In the 1950s, the predictive control philosophy was developed for process control, which by definition is incredibly sluggish. This control method has been utilized to develop a systemic solution for the oil and chemical industries' multivariable-constrained control problems and is generally known due to its simple design. The advancement of digital signal processors facilitated the introduction of predictive control techniques to electrical engineering applications such as power electronic converters, robotics and others requiring fast variables.
Traditional control methods such as proportional-derivative and proportional-integral-derivative (PID) control may struggle to ensure a variety of complex and nonlinear system characteristics. However, model predictive control (MPC) is one such method that can handle system complexities.
What is MPC?
The majority of control rules, such as PID, don't account for future behavior of control systems. To a certain degree, this may be taken into account by only the predictable dynamics of a closed-loop. However, MPC figures the future behavior directly over a given horizon. As a result, the existing proposed input paths can be limited to those that do not create potential problems in the future.
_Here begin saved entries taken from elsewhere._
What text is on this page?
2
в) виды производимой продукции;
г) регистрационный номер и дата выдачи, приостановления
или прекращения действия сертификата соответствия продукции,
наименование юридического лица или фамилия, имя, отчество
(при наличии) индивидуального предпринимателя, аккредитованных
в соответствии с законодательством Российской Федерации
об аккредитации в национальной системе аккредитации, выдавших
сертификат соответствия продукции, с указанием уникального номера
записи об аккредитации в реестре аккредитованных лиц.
Consider crossing the street. The information that the lane between you and the other side is devoid of cars is insufficient; you also need to see if there are any vehicles still at a distance that will quickly cross in front of you. So, you are forecasting the likelihood of being struck by a vehicle at some point during your crossing. If there is a high chance of being hit, one keeps standing at the curb. Additionally, while crossing one continues looking, to update forecasts, so that the course around the road can be changed if desired. To forecast the potential behavior of a system, designers must first develop a model of the process's behavior. This model would demonstrate the output's dependency on the current calculated parameter and the current or future inputs.
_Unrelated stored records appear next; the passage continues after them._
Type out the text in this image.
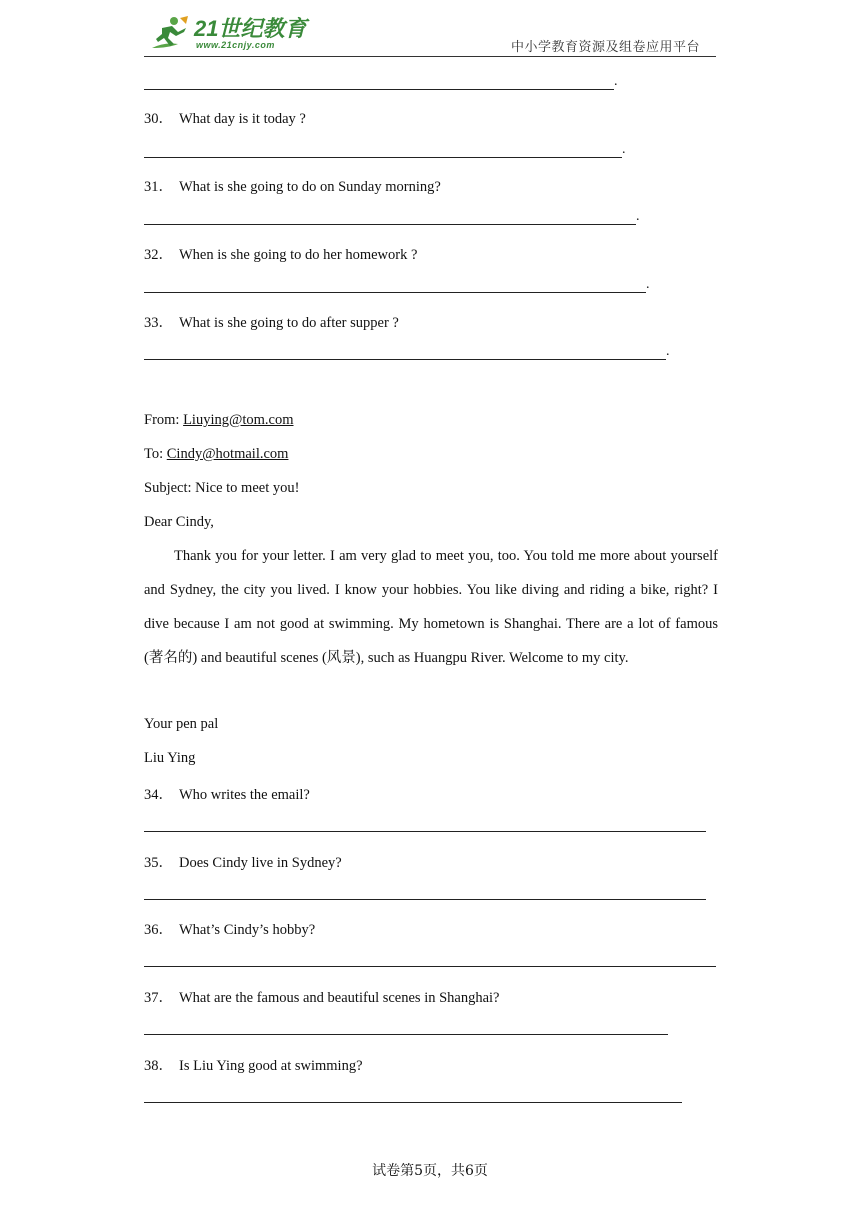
21世纪教育
www.21cnjy.com	中小学教育资源及组卷应用平台
.
30． What day is it today ?
.
31． What is she going to do on Sunday morning?
.
32． When is she going to do her homework ?
.
33． What is she going to do after supper ?
.
From: Liuying@tom.com
To: Cindy@hotmail.com
Subject: Nice to meet you!
Dear Cindy,
Thank you for your letter. I am very glad to meet you, too. You told me more about yourself and Sydney, the city you lived. I know your hobbies. You like diving and riding a bike, right? I dive because I am not good at swimming. My hometown is Shanghai. There are a lot of famous (著名的) and beautiful scenes (风景), such as Huangpu River. Welcome to my city.
Your pen pal
Liu Ying
34． Who writes the email?
35． Does Cindy live in Sydney?
36． What’s Cindy’s hobby?
37． What are the famous and beautiful scenes in Shanghai?
38． Is Liu Ying good at swimming?
试卷第5页，共6页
Most MPC algorithms employ linear models because the forecasts are linear in their reliance on future control decisions, which enables optimization along with the off-line examination of predicted closed-loop behavior. Nonlinear models, on the other hand, could be used in situations where the implicit computational constraint is not a concern and linear approximations are insufficiently precise. MPC only considers the first calculated control input and then recomputes an optimal forecast depending upon the feedback. Therefore, MPC is a model-based, optimal, predictive, iterative and feedback-based control algorithm.
MPC operating principles
MPC is a control algorithm that is built on the concept of moving horizon. Let’s take an example of a demand response power scheduling control process problem. In this case, an optimal power schedule is selected for a given day-ahead optimization plan with a certain optimization horizon T = [0,t] and according to desired parameter predictions such as weather conditions at a starting point t. This starting or initial point t would be less than zero. As a result, the power schedule can be viewed as an optimum trajectory for this particular implementation of demand response power scheduling. But due to the uncertainties inherent in all parameter predictions, the actual power schedule at time tk ≥ 0 can vary from the optimum trajectory.
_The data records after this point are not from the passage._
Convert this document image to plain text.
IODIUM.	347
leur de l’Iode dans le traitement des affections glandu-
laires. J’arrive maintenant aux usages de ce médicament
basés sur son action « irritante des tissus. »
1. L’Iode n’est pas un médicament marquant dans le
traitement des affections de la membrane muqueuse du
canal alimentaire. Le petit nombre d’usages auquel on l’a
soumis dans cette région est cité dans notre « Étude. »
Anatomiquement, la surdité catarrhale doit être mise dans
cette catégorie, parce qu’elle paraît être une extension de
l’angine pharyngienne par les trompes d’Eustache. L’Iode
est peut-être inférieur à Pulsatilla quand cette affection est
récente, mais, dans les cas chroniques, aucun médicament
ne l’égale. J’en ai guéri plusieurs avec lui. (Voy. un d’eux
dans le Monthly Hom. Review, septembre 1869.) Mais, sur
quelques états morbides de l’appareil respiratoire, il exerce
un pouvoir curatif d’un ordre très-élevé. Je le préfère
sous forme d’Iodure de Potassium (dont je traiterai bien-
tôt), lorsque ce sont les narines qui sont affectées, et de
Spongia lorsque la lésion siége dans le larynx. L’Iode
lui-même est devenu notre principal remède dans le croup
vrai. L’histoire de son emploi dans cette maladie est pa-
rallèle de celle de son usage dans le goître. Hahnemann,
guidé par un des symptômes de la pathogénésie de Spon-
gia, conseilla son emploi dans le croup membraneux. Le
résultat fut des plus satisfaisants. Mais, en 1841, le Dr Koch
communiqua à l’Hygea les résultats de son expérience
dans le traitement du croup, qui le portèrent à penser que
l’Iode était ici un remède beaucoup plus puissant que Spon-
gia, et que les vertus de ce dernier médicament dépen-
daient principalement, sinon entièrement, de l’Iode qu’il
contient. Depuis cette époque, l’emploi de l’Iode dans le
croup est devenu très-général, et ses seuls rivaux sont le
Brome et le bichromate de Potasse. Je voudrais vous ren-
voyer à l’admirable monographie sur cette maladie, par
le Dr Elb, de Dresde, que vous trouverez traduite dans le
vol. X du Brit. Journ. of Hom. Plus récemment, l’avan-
To catch the above-discussed variation in terms of MPC, another optimization is done at time tk, this time considering the next p potential timeslots, or setting the MPC optimization horizon to T(MPC) = [k, k + p], where p represents the step sizes of MPC (see the diagram above). As a result, the variance is likely to be accounted for by a subsequent optimization of the same goal, so that the actual demand response power plan resumes its optimum trajectory in near future time steps. Nevertheless, since the MPC operation must be reproduced after every p time slot, the cost of applying MPC can be high in terms of computational power. Therefore, researchers have proposed many efficient MPC approaches and research is still going on to further improve the performance of MPC control algorithms.
Advantages of MPC
MPC embodies several characteristics that contribute to its performance as an approach to industrial control design. To begin, it is a simple control algorithm with fundamental concepts that do not require sophisticated mathematics and are "intuitive." Each of the fundamental MPC components can be customized to the specifics of the current problem and it is easy to implement. Its utility is determined by its ability to solve problems such as satisfying control or performance constraints. Finally, it works as demonstrated by several real-world uses in industries, in which MPC is profitable and routinely used.
Applications of MPC
Though MPC applies to virtually every type of problem, it demonstrates its greatest strength while extended to problems such as those involving numerous variables that can be influenced and controlled, a change of control goals or a malfunction of equipment (sensor/actuator), controlled and influenced variables with constraints, and problems with time delays.
MPC is commonly used in the process industry as a control solution with a proven track record. The approach is frequently used in those industrial applications where a high level of uncertainty is involved.